The EC is considering sanctioning Germany by a Constitutional ruling on the ECB

The President of the European Commission, Ursula von der Leyen, defended this Saturday the primacy of the European courts over national courts in matters of community law and threatened to sanction Germany for the ruling of its Constitutional Court on the bond purchase program of the ECB.
"I take this matter very seriously. The Commission is now in the process of detailed analysis of the more than 100 pages of the German Constitutional Court ruling. Based on those findings, we will consider the following steps, including infringement procedures" Von der Leyen declared.
It is the response of the President of the Community Executive to the written question of a German MEP from the Green Group, Sven Giegold, who on the symbolic date on which Europe Day is celebrated obtained a reply from the President in record time two hours, when they usually take months.
The German Constitutional Court issued a ruling last Tuesday that questions the European Central Bank's (ECB) sovereign bond purchase program in secondary markets by exceeding its powers with the billionaire debt purchase program launched in 2015.

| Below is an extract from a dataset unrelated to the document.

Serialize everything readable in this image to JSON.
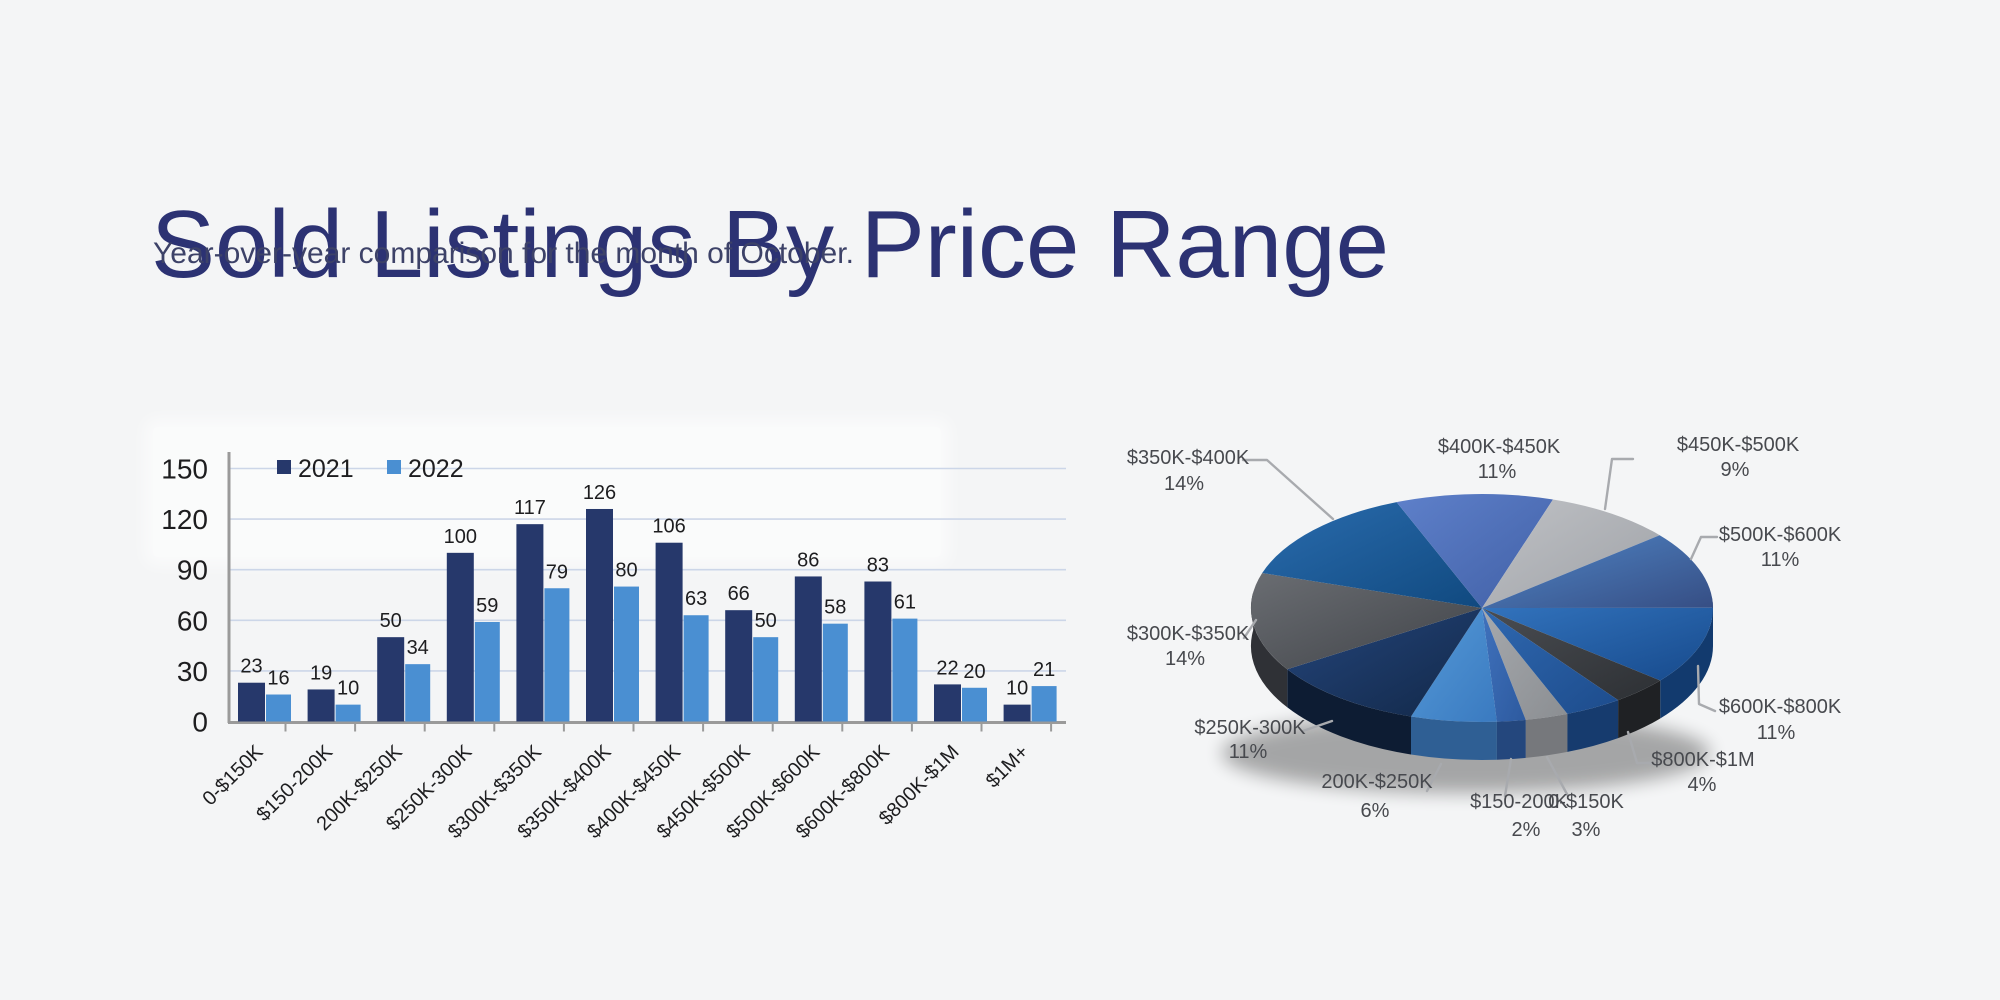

The ruling does not consider the program illegal, but asks the ECB to clarify the proportionality of its monetary policy measures and orders the German Bundesbank to stop buying debt in three months if the European Central Bank does not justify that the purchases are proportionate.
The ruling of the high court of the first economic power of the European Union (EU) has fallen like a legal bomb in Brussels, now focused on preparing with the Member States for the health and economic crisis caused by the coronavirus.
In addition to referring to an act of a Community institution, it contradicts the ruling issued by the EU Court of Justice itself in 2018, which considered that the ECB acted within its mandate.
Hence, the CJEU itself published a statement this Friday recalling that it is the only court that can determine that an act of another European institution, such as the European Central Bank (ECB), is contrary to Community regulations, a competence that escapes the national courts.
In his "express" response to the ecologist MEP, Von der Leyen added the sentence "raises questions that touch the core of European sovereignty".
"Issues that are important for the monetary policy of the Union, but also for the rule of law in the EU. I can assure you: the monetary policy of the Union is a matter of exclusive competence", added the President of the European Commission .
Von der Leyen goes on to point out that European law prevails over national law and stresses that "of course" the judgments of the EU Court of Justice in Luxembourg "always have the last word in European law".
"The European Union is a community of values and laws, which we will defend at all times and in all directions. That is what holds us together" ends the reply by Von der Leyen, who had started on Saturday by commemorating in a video broadcast on social networks on Europe Day.
"We celebrate 70 years of European solidarity that offered a helping hand to rebuild and reunite a continent on the ashes of World War II and build prosperity. The same solidarity is needed to save lives, livelihoods and build a green and digital future Long live Europe, "says the president of the Community Executive in that recording.